Re: Incompleteness of Cantor's enumeration of the rational numbers (extra-ordinary)

Ross Finlayson <ross.a.finlayson@gmail.com> wrote:

On 01/07/2025 03:36 AM, Alan Mackenzie wrote:

Moebius <invalid@example.invalid> wrote:

Am 05.01.2025 um 12:28 schrieb Alan Mackenzie:

[ .... ]

None of the above extracts is about mathematics.  If there were such
things as "potential" and "actual" infinity in maths, then they would
make a difference to some mathematical result.  There would be some
theorem provable given the existence of PI and AI which would be false
or unprovable with just plain infinite, or vice versa.  Or something
like that.  Nobody in this discussion has so far attempted to cite
such a result.

When I did my maths degree, several decades ago, "potential
infinity" and "actual infinity" didn't get a look in.  They weren't
mentioned a single time.  Instead, precise definitions were given to
"finite" and "infinite", and we learnt how to use these definitions
and what could be done with them.

Sure. But this needs a context; usually (some sort of) set theory.

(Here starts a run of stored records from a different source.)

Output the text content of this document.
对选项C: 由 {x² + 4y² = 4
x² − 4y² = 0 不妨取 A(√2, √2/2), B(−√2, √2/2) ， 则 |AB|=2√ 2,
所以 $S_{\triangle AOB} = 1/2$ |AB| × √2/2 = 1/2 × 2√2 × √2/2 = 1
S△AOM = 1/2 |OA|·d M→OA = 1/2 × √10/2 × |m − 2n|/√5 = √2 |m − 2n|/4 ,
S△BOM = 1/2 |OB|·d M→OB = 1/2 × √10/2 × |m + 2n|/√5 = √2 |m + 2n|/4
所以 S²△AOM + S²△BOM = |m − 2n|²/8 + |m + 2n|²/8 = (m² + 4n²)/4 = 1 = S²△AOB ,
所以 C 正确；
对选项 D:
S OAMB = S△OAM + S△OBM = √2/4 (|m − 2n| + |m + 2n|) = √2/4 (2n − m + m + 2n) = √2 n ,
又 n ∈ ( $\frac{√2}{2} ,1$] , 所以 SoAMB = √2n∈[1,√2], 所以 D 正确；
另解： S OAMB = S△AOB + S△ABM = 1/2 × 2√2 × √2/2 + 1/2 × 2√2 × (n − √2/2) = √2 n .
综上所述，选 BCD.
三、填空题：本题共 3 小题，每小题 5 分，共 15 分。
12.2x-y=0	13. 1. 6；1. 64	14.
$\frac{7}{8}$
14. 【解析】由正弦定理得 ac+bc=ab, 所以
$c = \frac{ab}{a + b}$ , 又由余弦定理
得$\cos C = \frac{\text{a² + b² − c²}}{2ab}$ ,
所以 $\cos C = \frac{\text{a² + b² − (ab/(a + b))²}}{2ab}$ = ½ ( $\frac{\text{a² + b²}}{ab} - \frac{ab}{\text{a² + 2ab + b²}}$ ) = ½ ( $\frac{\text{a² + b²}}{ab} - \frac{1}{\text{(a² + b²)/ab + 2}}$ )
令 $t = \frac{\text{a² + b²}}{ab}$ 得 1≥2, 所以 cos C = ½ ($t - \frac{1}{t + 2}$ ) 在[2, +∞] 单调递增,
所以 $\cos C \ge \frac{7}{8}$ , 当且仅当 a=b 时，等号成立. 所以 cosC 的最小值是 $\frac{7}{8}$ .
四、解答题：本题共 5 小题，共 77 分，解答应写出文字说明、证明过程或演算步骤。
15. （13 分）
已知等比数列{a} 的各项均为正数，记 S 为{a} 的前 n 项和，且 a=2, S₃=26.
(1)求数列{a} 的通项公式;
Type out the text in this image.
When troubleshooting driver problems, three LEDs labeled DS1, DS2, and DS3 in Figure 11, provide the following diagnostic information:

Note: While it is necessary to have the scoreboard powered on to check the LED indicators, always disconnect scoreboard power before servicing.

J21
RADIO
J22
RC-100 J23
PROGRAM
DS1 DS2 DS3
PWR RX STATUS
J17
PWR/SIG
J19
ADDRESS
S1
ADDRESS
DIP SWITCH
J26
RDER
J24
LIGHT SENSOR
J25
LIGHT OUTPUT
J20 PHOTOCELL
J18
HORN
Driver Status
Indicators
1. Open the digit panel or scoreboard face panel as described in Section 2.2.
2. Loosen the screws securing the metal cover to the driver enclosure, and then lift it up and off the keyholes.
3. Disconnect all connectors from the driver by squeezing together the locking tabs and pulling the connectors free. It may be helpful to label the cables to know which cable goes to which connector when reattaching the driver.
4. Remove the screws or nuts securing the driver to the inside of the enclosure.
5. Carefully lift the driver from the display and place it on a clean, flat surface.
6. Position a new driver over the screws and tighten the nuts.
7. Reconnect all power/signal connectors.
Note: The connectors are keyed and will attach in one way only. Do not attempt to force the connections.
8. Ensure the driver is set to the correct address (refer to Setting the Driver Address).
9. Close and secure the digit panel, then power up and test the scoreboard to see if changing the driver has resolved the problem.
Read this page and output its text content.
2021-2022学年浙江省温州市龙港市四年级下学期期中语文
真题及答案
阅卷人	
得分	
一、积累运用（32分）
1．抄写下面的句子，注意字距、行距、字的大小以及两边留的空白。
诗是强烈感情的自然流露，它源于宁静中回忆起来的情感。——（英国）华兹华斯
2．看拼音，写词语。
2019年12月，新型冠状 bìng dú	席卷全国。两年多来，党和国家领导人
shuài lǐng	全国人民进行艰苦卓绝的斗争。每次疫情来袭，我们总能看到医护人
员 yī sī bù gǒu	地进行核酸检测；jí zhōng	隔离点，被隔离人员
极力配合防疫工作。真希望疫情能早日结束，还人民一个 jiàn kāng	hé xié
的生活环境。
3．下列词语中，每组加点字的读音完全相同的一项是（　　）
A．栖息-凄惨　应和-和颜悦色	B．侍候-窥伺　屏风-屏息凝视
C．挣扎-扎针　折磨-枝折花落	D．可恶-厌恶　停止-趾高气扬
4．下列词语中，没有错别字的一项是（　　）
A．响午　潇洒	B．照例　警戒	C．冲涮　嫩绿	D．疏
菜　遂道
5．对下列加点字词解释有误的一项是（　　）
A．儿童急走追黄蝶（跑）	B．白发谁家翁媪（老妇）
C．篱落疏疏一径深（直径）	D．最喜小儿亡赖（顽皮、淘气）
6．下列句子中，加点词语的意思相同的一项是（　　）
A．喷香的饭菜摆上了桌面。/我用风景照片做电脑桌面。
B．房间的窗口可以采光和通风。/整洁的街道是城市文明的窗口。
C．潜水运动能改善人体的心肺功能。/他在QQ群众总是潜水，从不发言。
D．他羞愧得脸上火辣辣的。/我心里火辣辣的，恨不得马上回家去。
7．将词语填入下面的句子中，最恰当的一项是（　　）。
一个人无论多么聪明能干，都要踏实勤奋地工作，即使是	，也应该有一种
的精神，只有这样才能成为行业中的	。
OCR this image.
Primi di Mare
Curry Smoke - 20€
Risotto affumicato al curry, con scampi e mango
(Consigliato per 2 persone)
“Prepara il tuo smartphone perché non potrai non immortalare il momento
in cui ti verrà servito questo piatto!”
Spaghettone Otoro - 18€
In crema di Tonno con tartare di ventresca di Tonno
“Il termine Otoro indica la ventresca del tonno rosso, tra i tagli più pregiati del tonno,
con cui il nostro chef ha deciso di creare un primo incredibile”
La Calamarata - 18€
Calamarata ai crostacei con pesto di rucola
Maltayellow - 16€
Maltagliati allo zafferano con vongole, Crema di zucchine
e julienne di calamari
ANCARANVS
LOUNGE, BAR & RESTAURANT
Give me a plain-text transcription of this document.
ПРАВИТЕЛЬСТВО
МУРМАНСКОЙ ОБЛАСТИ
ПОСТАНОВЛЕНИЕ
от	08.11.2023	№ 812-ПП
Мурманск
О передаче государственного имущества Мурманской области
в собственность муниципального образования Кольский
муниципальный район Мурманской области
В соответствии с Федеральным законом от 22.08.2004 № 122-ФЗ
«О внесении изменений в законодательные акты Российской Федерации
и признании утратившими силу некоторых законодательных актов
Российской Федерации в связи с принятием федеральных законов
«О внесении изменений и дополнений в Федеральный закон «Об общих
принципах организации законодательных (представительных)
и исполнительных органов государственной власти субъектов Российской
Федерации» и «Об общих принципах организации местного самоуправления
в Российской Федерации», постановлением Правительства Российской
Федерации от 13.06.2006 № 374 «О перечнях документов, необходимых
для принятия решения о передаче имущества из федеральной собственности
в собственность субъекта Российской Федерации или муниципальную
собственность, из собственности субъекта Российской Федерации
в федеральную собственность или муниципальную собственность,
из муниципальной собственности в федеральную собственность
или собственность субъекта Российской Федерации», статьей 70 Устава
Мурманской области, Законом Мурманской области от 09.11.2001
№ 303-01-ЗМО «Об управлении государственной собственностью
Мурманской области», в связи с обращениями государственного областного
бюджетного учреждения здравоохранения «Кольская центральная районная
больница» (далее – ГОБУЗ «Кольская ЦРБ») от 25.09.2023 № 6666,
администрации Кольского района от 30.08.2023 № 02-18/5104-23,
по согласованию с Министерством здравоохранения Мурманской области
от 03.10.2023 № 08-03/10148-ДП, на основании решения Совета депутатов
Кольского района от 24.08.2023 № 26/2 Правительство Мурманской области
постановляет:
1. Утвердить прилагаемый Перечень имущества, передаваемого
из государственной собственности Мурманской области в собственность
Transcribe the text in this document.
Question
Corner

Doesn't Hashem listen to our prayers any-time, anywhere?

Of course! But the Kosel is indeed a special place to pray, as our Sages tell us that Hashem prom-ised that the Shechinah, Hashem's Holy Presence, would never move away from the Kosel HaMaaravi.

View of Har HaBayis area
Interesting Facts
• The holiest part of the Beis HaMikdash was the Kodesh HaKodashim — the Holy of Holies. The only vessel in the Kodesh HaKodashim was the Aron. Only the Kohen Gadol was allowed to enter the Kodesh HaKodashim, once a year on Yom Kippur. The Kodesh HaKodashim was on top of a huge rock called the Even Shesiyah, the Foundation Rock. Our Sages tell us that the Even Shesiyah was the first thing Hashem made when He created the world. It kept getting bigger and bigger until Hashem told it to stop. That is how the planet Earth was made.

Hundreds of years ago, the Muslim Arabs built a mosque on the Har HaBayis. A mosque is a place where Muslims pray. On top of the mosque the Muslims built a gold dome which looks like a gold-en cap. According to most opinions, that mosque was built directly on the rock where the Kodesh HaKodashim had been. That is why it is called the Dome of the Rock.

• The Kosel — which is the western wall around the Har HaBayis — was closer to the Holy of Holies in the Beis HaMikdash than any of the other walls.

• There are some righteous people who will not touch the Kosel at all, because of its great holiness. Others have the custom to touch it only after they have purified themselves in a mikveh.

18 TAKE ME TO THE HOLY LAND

The only people who talk about "potential" and "actual" infinity are
non-mathematicians who lack understanding

Like those mentioned above?

OK, and mathematicians in their time off.  ;-)

Oh, how about yin-yang ad-infinitum,
a simple and graphical example of
something that is, in the infinite,
not what it is, in the limit,
that it's actual infinite limit,
differs its potential infinite limit.

What do you mean by the "yin-yang ad-infinitum", exactly?

I'm not even sure how you would define, or distinguish "actual infinite
limit" and "potential infinite limit".  Do such things already have
accepted mathematical definitions?

It's also well known that a limit frequently has properties not in any of
the terms.  For example, the limit of a sequence of rational numbers is
often irrational.  Is this what you meant?

[ .... ]

--
Alan Mackenzie (Nuremberg, Germany).